The biggest donations to the PAC, which is separate from Harrell’s official campaign, come from real estate advocacy groups, development and property management companies and their current or retired CEOs, and land-use attorneys who work for real-estate interests. Overall, real-estate interests contributed at least $592,000 of the $1,080,500 the PAC has collected so far. Tech companies and their leaders, including retired tech company founders as well as current executives like Microsoft CEO Brad Smith, gave another $257,000, at a minimum.
A majority of the 218 contributors to the pro-Harrell PAC listed their occupations as “retired” (59 total) or did not list their occupations (56 total), so the true percentage of both real estate interests and tech company executives is almost certainly higher than the ones I was able to confirm.
A pro-Wilson PAC, Katie Wilson for an Affordable Seattle, has raised about $85,000.
3. During a meeting about the city’s police department budget on Monday, Seattle Police Chief Shon Barnes responded to a question from Council President Sara Nelson by saying he couldn’t answer it because Nelson cited PubliCola as her source.
“I came across an article in PubliCola … that mentioned [the city’s proposed contract with the south King County jail] SCORE, and I wanted some information on this,” Nelson said. “I think that it mentioned that we are no longer depending on that contract. Is that the case?”
In response, Barnes told Nelson he would not answer her question, forcing her to reframe her factual question about SCORE. “I’ll be clear. I do not read PubliCola, so I won’t respond to that,” Barnes said. After Barnes answered the rest of Nelson’s questions, but not the one about SCORE, budget director Dan Eder had to jump in and answer in the affirmative.
Barnes’ dismissive comment about PubliCola was the first time I can recall, in this publication’s 16-year history, that a department director has used a public meeting to disparage us directly.
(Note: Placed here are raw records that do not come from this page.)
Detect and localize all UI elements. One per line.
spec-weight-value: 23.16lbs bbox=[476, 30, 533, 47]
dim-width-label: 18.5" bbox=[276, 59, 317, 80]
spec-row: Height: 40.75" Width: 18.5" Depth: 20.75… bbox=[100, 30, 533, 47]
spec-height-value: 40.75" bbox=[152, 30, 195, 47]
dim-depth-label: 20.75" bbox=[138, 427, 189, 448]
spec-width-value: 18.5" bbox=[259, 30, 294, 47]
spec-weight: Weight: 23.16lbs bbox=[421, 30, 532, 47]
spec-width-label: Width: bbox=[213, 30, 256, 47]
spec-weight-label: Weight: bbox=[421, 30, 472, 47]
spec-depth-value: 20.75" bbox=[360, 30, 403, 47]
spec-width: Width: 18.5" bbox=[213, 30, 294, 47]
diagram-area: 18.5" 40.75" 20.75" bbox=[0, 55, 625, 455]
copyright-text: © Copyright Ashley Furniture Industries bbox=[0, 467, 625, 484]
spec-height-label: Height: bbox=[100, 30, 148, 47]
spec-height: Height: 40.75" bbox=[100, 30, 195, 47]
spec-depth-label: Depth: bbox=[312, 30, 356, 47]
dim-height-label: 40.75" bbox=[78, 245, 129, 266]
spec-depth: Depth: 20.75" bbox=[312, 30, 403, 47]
SPD’s communications department has reportedly stopped including stories from PubliCola in the department’s daily news clippings email, and in a recent social media post, Barnes said he wouldn’t be “swayed by opinions, criticism, lies, or the stories that others may fabricate.” He added, cryptically, “This is my leadership journey and you won’t make me quit! The battle is not mine.. It’s the Lords!”
PubliCola will, of course, continue to apply a critical lens to SPD and other city departments in our coverage, as we have since 2009.